I always wind up catching one or two of the big blockbusters with my family every year and this year my favorite of the bunch was A Minecraft Movie. It wrangled with those bleak recurring 2025 themes of loneliness and isolation playfully while pointing towards hopeful solutions. Not only was it one of the most financially successful movies of the year, earning almost 1 billion dollars worldwide, it also had kids screaming along getting out of their seats and filming themselves reciting viral moments and it’s probably the best time I had in the movie theater all year.

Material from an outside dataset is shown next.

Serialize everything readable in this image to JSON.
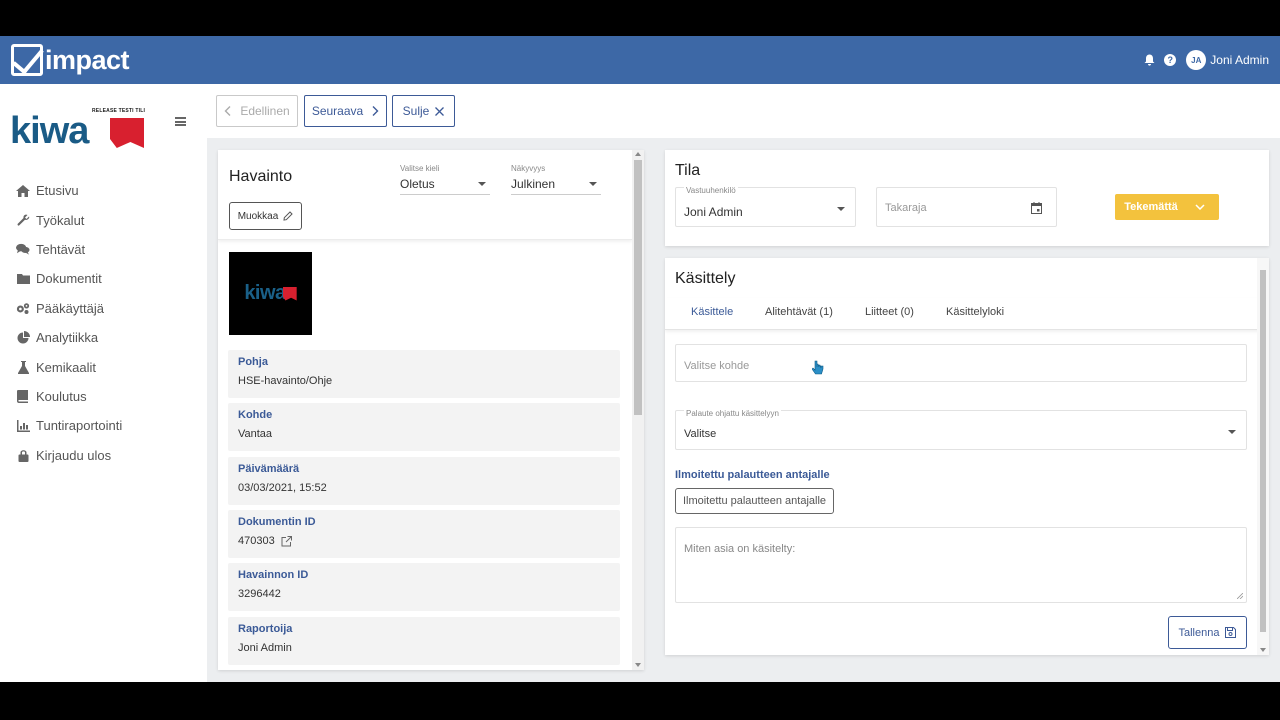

It was the most potent reminder that going to the movies is a group experience and it doesn’t have to be like church.
But top box office hits have always been the same sort of stuff for most of my life: PG-13 to G rated fantasy with light action and a few laughs, usually “based on” something. When I was managing a mom & pop video store, big hits weren’t really our bread and butter, we specialized in having a deep catalog and the ability to highlight indie and oddball stuff. I can say for sure that we would have made more money on One Battle After Another than the new Mission Impossible or Thunderbolts, but even the indie and art house hits of 2025 have seemed kind of unimpressive or disappointing. I’ve enjoyed movies from Luca Guadagnino and Celine Song in the past, but their movies After the Hunt and The Materialists respectively were among the worst I saw this year, and the films from reliable directors like Wes Anderson, Rian Johnson, Osgood Perkins, or Kelly Reichardt felt missable even if they were decent. I loved Linkletter’s Blue Moon, but is it something I’m going to revisit any time soon? Maybe 2025 -for movies- is an inflection point that we can’t see clearly because it hasn’t played out, it’s too close to be in focus. Maybe this is the 1988 of the 2020s? If you look at what was popular in 1988 you’d have never known that the independent film boom was right around the corner. What’s popular at the time never tells the whole story, anyway.